EDIT: Brief history lesson! So, while tensions were mounting in Germany after WWI, China was torn between the Nationalist party, its government then, and the Communist party, which would eventually take over. (The Nationalist Party would eventually become the government in Taiwan.)
At the time, Japan was industrializing and wanted to be an empire like the western countries that were in power at the time, such as Britain and France, which were two of the few nations who kept sizable colonies after WWI. To be an empire, you need resources and colonies. What was the nearest resource-rich continent nearby? China!
We'll get to the 1st Sino-Japanese War later in this chapter.
Now, the 2nd Sino-Japanese War doesn't blow up until 1937, and it literally continues into WWII, which is why China and Japan were on opposites of the war. Prior to 1937, there were little skirmishes here and there that led to Japan slowly taking more territory in northeastern China. The first major incident, mentioned on this page, happened in the area currently know as Dongbei. It's called the Mukden Incident, and it happened a month prior to where the story is in the Helen at the moment. The Japanese government used this incident as an excuse to invade Dongbei, which was known as "Manchuria" at the time, and under Japanese rule, it became "Manchukuo."
And that is where we are in the story in SfR and where this chapter lies in world history. If that's cool with you, no need to read further because the rest of this post is kind of stuff I think about from time to time that isn't necessarily related.

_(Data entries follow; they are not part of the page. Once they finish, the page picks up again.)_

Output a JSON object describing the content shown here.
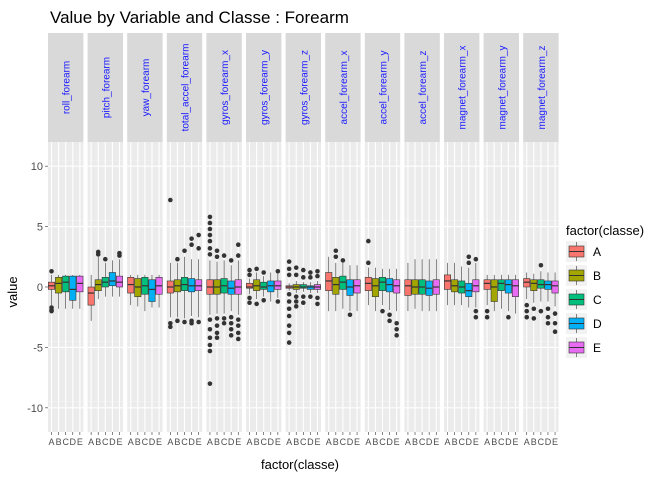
{
  "chart_data": {
    "type": "boxplot",
    "title": "Value by Variable and Classe : Forearm",
    "xlabel": "factor(classe)",
    "ylabel": "value",
    "ylim": [
      -12,
      12
    ],
    "yticks": [
      10,
      5,
      0,
      -5,
      -10
    ],
    "grid": true,
    "legend_position": "right",
    "legend": {
      "title": "factor(classe)",
      "entries": [
        {
          "name": "A",
          "color": "#F8766D"
        },
        {
          "name": "B",
          "color": "#A3A500"
        },
        {
          "name": "C",
          "color": "#00BF7D"
        },
        {
          "name": "D",
          "color": "#00B0F6"
        },
        {
          "name": "E",
          "color": "#E76BF3"
        }
      ]
    },
    "categories": [
      "A",
      "B",
      "C",
      "D",
      "E"
    ],
    "facets": [
      {
        "name": "roll_forearm",
        "boxes": [
          {
            "q1": -0.2,
            "median": 0.1,
            "q3": 0.4,
            "lo": -1.5,
            "hi": 1.0,
            "out": [
              1.3,
              -1.7,
              -1.9,
              -2.0
            ]
          },
          {
            "q1": -0.5,
            "median": 0.3,
            "q3": 0.8,
            "lo": -1.8,
            "hi": 1.0,
            "out": []
          },
          {
            "q1": -0.4,
            "median": 0.4,
            "q3": 0.9,
            "lo": -1.8,
            "hi": 1.0,
            "out": []
          },
          {
            "q1": -1.1,
            "median": -0.2,
            "q3": 0.9,
            "lo": -1.8,
            "hi": 1.0,
            "out": []
          },
          {
            "q1": -0.4,
            "median": 0.3,
            "q3": 0.9,
            "lo": -1.8,
            "hi": 1.0,
            "out": []
          }
        ]
      },
      {
        "name": "pitch_forearm",
        "boxes": [
          {
            "q1": -1.5,
            "median": -0.5,
            "q3": 0.0,
            "lo": -2.8,
            "hi": 1.0,
            "out": []
          },
          {
            "q1": -0.3,
            "median": 0.2,
            "q3": 0.6,
            "lo": -1.0,
            "hi": 2.5,
            "out": [
              2.7,
              2.9
            ]
          },
          {
            "q1": 0.0,
            "median": 0.4,
            "q3": 0.8,
            "lo": -0.8,
            "hi": 2.0,
            "out": [
              2.3
            ]
          },
          {
            "q1": 0.1,
            "median": 0.5,
            "q3": 1.2,
            "lo": -0.8,
            "hi": 2.2,
            "out": []
          },
          {
            "q1": 0.0,
            "median": 0.4,
            "q3": 0.9,
            "lo": -0.8,
            "hi": 2.3,
            "out": [
              2.6,
              2.8
            ]
          }
        ]
      },
      {
        "name": "yaw_forearm",
        "boxes": [
          {
            "q1": -0.5,
            "median": 0.2,
            "q3": 0.8,
            "lo": -1.5,
            "hi": 1.0,
            "out": []
          },
          {
            "q1": -0.8,
            "median": 0.0,
            "q3": 0.7,
            "lo": -1.6,
            "hi": 1.0,
            "out": []
          },
          {
            "q1": -0.6,
            "median": 0.1,
            "q3": 0.8,
            "lo": -2.0,
            "hi": 1.0,
            "out": []
          },
          {
            "q1": -1.2,
            "median": -0.2,
            "q3": 0.6,
            "lo": -1.7,
            "hi": 1.0,
            "out": []
          },
          {
            "q1": -0.6,
            "median": 0.1,
            "q3": 0.8,
            "lo": -1.7,
            "hi": 1.0,
            "out": []
          }
        ]
      },
      {
        "name": "total_accel_forearm",
        "boxes": [
          {
            "q1": -0.5,
            "median": 0.0,
            "q3": 0.5,
            "lo": -2.5,
            "hi": 2.0,
            "out": [
              7.2,
              -3.0,
              -3.3
            ]
          },
          {
            "q1": -0.4,
            "median": 0.1,
            "q3": 0.6,
            "lo": -2.5,
            "hi": 2.0,
            "out": [
              2.3,
              -2.8
            ]
          },
          {
            "q1": -0.3,
            "median": 0.2,
            "q3": 0.8,
            "lo": -2.6,
            "hi": 2.5,
            "out": [
              3.0,
              -2.9
            ]
          },
          {
            "q1": -0.4,
            "median": 0.1,
            "q3": 0.7,
            "lo": -2.4,
            "hi": 2.3,
            "out": [
              3.5,
              4.0,
              -2.8,
              -3.0
            ]
          },
          {
            "q1": -0.3,
            "median": 0.1,
            "q3": 0.6,
            "lo": -2.5,
            "hi": 2.3,
            "out": [
              3.2,
              4.3,
              -2.9
            ]
          }
        ]
      },
      {
        "name": "gyros_forearm_x",
        "boxes": [
          {
            "q1": -0.6,
            "median": 0.0,
            "q3": 0.6,
            "lo": -2.3,
            "hi": 2.2,
            "out": [
              2.7,
              3.2,
              3.8,
              4.3,
              4.8,
              5.3,
              5.8,
              -2.7,
              -3.5,
              -4.2,
              -4.8,
              -5.3,
              -8.0
            ]
          },
          {
            "q1": -0.6,
            "median": 0.0,
            "q3": 0.6,
            "lo": -2.2,
            "hi": 2.1,
            "out": [
              2.5,
              3.0,
              -2.6,
              -3.2,
              -3.8,
              -4.2
            ]
          },
          {
            "q1": -0.5,
            "median": 0.1,
            "q3": 0.7,
            "lo": -2.2,
            "hi": 2.2,
            "out": [
              2.6,
              -2.6,
              -3.0
            ]
          },
          {
            "q1": -0.6,
            "median": -0.1,
            "q3": 0.5,
            "lo": -2.0,
            "hi": 1.8,
            "out": [
              2.2,
              -2.5,
              -3.0,
              -3.5,
              -4.0
            ]
          },
          {
            "q1": -0.6,
            "median": 0.0,
            "q3": 0.6,
            "lo": -2.3,
            "hi": 2.2,
            "out": [
              2.6,
              3.5,
              -2.7,
              -3.2,
              -3.8,
              -4.3
            ]
          }
        ]
      },
      {
        "name": "gyros_forearm_y",
        "boxes": [
          {
            "q1": -0.1,
            "median": 0.0,
            "q3": 0.3,
            "lo": -0.6,
            "hi": 0.7,
            "out": [
              1.0,
              1.4,
              -0.9,
              -1.3
            ]
          },
          {
            "q1": -0.3,
            "median": 0.1,
            "q3": 0.6,
            "lo": -1.0,
            "hi": 1.2,
            "out": [
              1.5,
              -1.4
            ]
          },
          {
            "q1": -0.2,
            "median": 0.0,
            "q3": 0.4,
            "lo": -0.8,
            "hi": 0.9,
            "out": [
              1.2,
              -1.1
            ]
          },
          {
            "q1": -0.4,
            "median": 0.1,
            "q3": 0.5,
            "lo": -1.2,
            "hi": 1.2,
            "out": []
          },
          {
            "q1": -0.2,
            "median": 0.1,
            "q3": 0.5,
            "lo": -0.9,
            "hi": 1.1,
            "out": [
              1.3,
              -1.2
            ]
          }
        ]
      },
      {
        "name": "gyros_forearm_z",
        "boxes": [
          {
            "q1": -0.1,
            "median": 0.0,
            "q3": 0.1,
            "lo": -0.3,
            "hi": 0.3,
            "out": [
              1.0,
              1.5,
              2.1,
              -0.6,
              -1.2,
              -1.8,
              -2.4,
              -3.2,
              -3.8,
              -4.6
            ]
          },
          {
            "q1": -0.2,
            "median": 0.0,
            "q3": 0.2,
            "lo": -0.5,
            "hi": 0.5,
            "out": [
              1.0,
              1.6,
              -0.8,
              -1.2,
              -1.6
            ]
          },
          {
            "q1": -0.1,
            "median": 0.0,
            "q3": 0.2,
            "lo": -0.4,
            "hi": 0.4,
            "out": [
              0.8,
              1.4,
              -0.8,
              -1.3
            ]
          },
          {
            "q1": -0.2,
            "median": 0.0,
            "q3": 0.1,
            "lo": -0.5,
            "hi": 0.4,
            "out": [
              0.8,
              1.2,
              -0.8
            ]
          },
          {
            "q1": -0.2,
            "median": 0.0,
            "q3": 0.2,
            "lo": -0.5,
            "hi": 0.5,
            "out": [
              0.9,
              1.3,
              -0.9,
              -1.4
            ]
          }
        ]
      },
      {
        "name": "accel_forearm_x",
        "boxes": [
          {
            "q1": -0.3,
            "median": 0.5,
            "q3": 1.2,
            "lo": -2.0,
            "hi": 2.5,
            "out": []
          },
          {
            "q1": -0.6,
            "median": 0.2,
            "q3": 0.8,
            "lo": -2.0,
            "hi": 2.0,
            "out": [
              2.5,
              3.0
            ]
          },
          {
            "q1": -0.2,
            "median": 0.4,
            "q3": 0.9,
            "lo": -1.8,
            "hi": 2.0,
            "out": [
              2.2
            ]
          },
          {
            "q1": -0.7,
            "median": 0.0,
            "q3": 0.6,
            "lo": -2.0,
            "hi": 1.8,
            "out": [
              -2.3
            ]
          },
          {
            "q1": -0.5,
            "median": 0.1,
            "q3": 0.6,
            "lo": -2.0,
            "hi": 1.8,
            "out": []
          }
        ]
      },
      {
        "name": "accel_forearm_y",
        "boxes": [
          {
            "q1": -0.3,
            "median": 0.3,
            "q3": 0.8,
            "lo": -1.5,
            "hi": 1.6,
            "out": [
              2.0,
              3.8
            ]
          },
          {
            "q1": -0.8,
            "median": 0.1,
            "q3": 0.7,
            "lo": -2.0,
            "hi": 1.6,
            "out": []
          },
          {
            "q1": -0.3,
            "median": 0.4,
            "q3": 0.8,
            "lo": -1.5,
            "hi": 1.5,
            "out": [
              -2.0
            ]
          },
          {
            "q1": -0.4,
            "median": 0.2,
            "q3": 0.7,
            "lo": -1.9,
            "hi": 1.5,
            "out": [
              -2.3,
              -2.8
            ]
          },
          {
            "q1": -0.5,
            "median": 0.1,
            "q3": 0.6,
            "lo": -2.0,
            "hi": 1.5,
            "out": [
              -3.0,
              -3.5,
              -4.0
            ]
          }
        ]
      },
      {
        "name": "accel_forearm_z",
        "boxes": [
          {
            "q1": -0.7,
            "median": 0.1,
            "q3": 0.6,
            "lo": -2.0,
            "hi": 2.0,
            "out": []
          },
          {
            "q1": -0.6,
            "median": 0.0,
            "q3": 0.6,
            "lo": -1.8,
            "hi": 2.3,
            "out": []
          },
          {
            "q1": -0.6,
            "median": 0.0,
            "q3": 0.6,
            "lo": -2.0,
            "hi": 2.3,
            "out": []
          },
          {
            "q1": -0.7,
            "median": -0.1,
            "q3": 0.5,
            "lo": -2.0,
            "hi": 2.3,
            "out": []
          },
          {
            "q1": -0.6,
            "median": 0.0,
            "q3": 0.6,
            "lo": -2.0,
            "hi": 2.3,
            "out": []
          }
        ]
      },
      {
        "name": "magnet_forearm_x",
        "boxes": [
          {
            "q1": -0.2,
            "median": 0.5,
            "q3": 1.0,
            "lo": -1.5,
            "hi": 2.0,
            "out": []
          },
          {
            "q1": -0.4,
            "median": 0.1,
            "q3": 0.6,
            "lo": -1.5,
            "hi": 2.0,
            "out": []
          },
          {
            "q1": -0.5,
            "median": 0.0,
            "q3": 0.5,
            "lo": -1.5,
            "hi": 1.7,
            "out": []
          },
          {
            "q1": -0.8,
            "median": -0.3,
            "q3": 0.3,
            "lo": -1.7,
            "hi": 1.6,
            "out": [
              2.0,
              2.5
            ]
          },
          {
            "q1": -0.4,
            "median": 0.1,
            "q3": 0.6,
            "lo": -1.7,
            "hi": 2.0,
            "out": [
              2.3,
              -2.0,
              -2.5
            ]
          }
        ]
      },
      {
        "name": "magnet_forearm_y",
        "boxes": [
          {
            "q1": -0.2,
            "median": 0.3,
            "q3": 0.6,
            "lo": -1.5,
            "hi": 1.0,
            "out": [
              -2.0,
              -2.5
            ]
          },
          {
            "q1": -1.2,
            "median": 0.0,
            "q3": 0.6,
            "lo": -2.0,
            "hi": 1.0,
            "out": []
          },
          {
            "q1": -0.3,
            "median": 0.3,
            "q3": 0.6,
            "lo": -1.8,
            "hi": 1.0,
            "out": []
          },
          {
            "q1": -0.5,
            "median": 0.2,
            "q3": 0.6,
            "lo": -2.0,
            "hi": 1.0,
            "out": [
              -2.5
            ]
          },
          {
            "q1": -0.8,
            "median": 0.1,
            "q3": 0.6,
            "lo": -2.2,
            "hi": 1.0,
            "out": []
          }
        ]
      },
      {
        "name": "magnet_forearm_z",
        "boxes": [
          {
            "q1": 0.0,
            "median": 0.4,
            "q3": 0.7,
            "lo": -1.0,
            "hi": 1.2,
            "out": [
              -1.5,
              -2.0,
              -2.5
            ]
          },
          {
            "q1": -0.3,
            "median": 0.3,
            "q3": 0.6,
            "lo": -1.3,
            "hi": 1.1,
            "out": [
              -1.8,
              -2.6
            ]
          },
          {
            "q1": -0.1,
            "median": 0.2,
            "q3": 0.6,
            "lo": -1.2,
            "hi": 1.3,
            "out": [
              1.8,
              -2.0
            ]
          },
          {
            "q1": -0.2,
            "median": 0.2,
            "q3": 0.5,
            "lo": -1.2,
            "hi": 1.2,
            "out": [
              -1.8,
              -2.5,
              -3.0
            ]
          },
          {
            "q1": -0.5,
            "median": 0.1,
            "q3": 0.5,
            "lo": -1.6,
            "hi": 1.2,
            "out": [
              -2.2,
              -3.0,
              -3.7
            ]
          }
        ]
      }
    ]
  }
}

(Trivia: Ru's grandparents lived there during Japanese rule. It was horrible. Lots of war crimes were committed on par with the Nazi regime's in Europe, crimes that the Japanese government never really apologized for in a way that satisfied the Chinese government. This, and everything I mentioned above (and more) is why Japan and China are on terrible terms. I'm under the impression it's worse than the Russo-American relationship after the Cold War, but I'm Chinese-American.

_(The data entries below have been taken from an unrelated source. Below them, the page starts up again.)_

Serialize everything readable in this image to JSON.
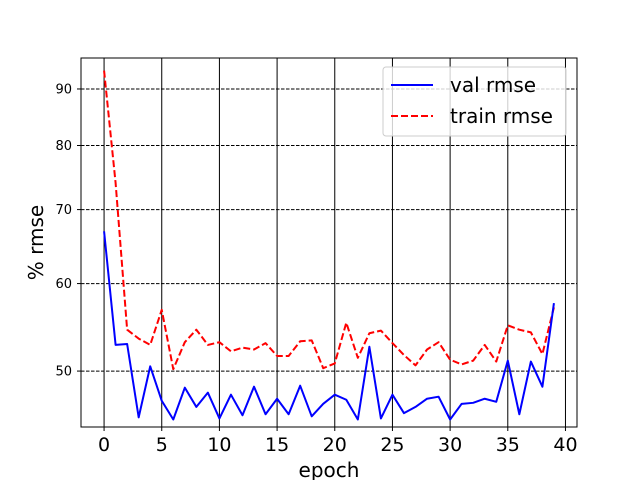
{
  "chart_data": {
    "type": "line",
    "title": "",
    "xlabel": "epoch",
    "ylabel": "% rmse",
    "x_ticks": [
      0,
      5,
      10,
      15,
      20,
      25,
      30,
      35,
      40
    ],
    "y_ticks": [
      50,
      60,
      70,
      80,
      90
    ],
    "xlim": [
      -2,
      41
    ],
    "ylim": [
      44.5,
      96
    ],
    "y_scale": "log",
    "grid": {
      "x": true,
      "y": true,
      "x_style": "solid",
      "y_style": "dashed"
    },
    "legend_position": "top-right",
    "series": [
      {
        "name": "val rmse",
        "color": "#0000ff",
        "line_style": "solid",
        "x": [
          0,
          1,
          2,
          3,
          4,
          5,
          6,
          7,
          8,
          9,
          10,
          11,
          12,
          13,
          14,
          15,
          16,
          17,
          18,
          19,
          20,
          21,
          22,
          23,
          24,
          25,
          26,
          27,
          28,
          29,
          30,
          31,
          32,
          33,
          34,
          35,
          36,
          37,
          38,
          39
        ],
        "values": [
          66.9,
          52.8,
          52.9,
          45.4,
          50.5,
          47.0,
          45.2,
          48.3,
          46.4,
          47.8,
          45.3,
          47.6,
          45.6,
          48.4,
          45.7,
          47.2,
          45.7,
          48.5,
          45.5,
          46.7,
          47.6,
          47.1,
          45.2,
          52.6,
          45.3,
          47.6,
          45.8,
          46.4,
          47.2,
          47.4,
          45.2,
          46.7,
          46.8,
          47.2,
          46.9,
          51.1,
          45.7,
          51.0,
          48.4,
          57.6
        ]
      },
      {
        "name": "train rmse",
        "color": "#ff0000",
        "line_style": "dashed",
        "x": [
          0,
          1,
          2,
          3,
          4,
          5,
          6,
          7,
          8,
          9,
          10,
          11,
          12,
          13,
          14,
          15,
          16,
          17,
          18,
          19,
          20,
          21,
          22,
          23,
          24,
          25,
          26,
          27,
          28,
          29,
          30,
          31,
          32,
          33,
          34,
          35,
          36,
          37,
          38,
          39
        ],
        "values": [
          93.5,
          74.0,
          54.5,
          53.5,
          52.8,
          56.8,
          50.2,
          53.1,
          54.5,
          52.8,
          53.1,
          52.1,
          52.5,
          52.3,
          53.0,
          51.6,
          51.6,
          53.2,
          53.3,
          50.3,
          50.8,
          55.3,
          51.4,
          54.1,
          54.4,
          53.0,
          51.7,
          50.6,
          52.3,
          53.1,
          51.2,
          50.7,
          51.1,
          52.8,
          51.0,
          55.0,
          54.5,
          54.2,
          51.8,
          57.1
        ]
      }
    ]
  }
}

A lot of Chinese education teaches Chinese kids to distrust the Japanese as a general rule, and a lot of Japanese education teaches Japanese kids that their previous government and military weren't really THAT cruel. And some of that even carries into the Asian communities in the west. It's a problem, of course, because it's also a conundrum of "should younger generations bear the grudge into the future?" vs. "you can't forgive trauma like this or else history repeats."
As a final note, this is also why I ask that you never rapid-fire "Where are you from? China? Japan? Korea? etc." to Asian strangers as a sort of casual conversation thing. Not only is it insensitive to our cultures and annoying, it's really uncomfortable because of our histories.)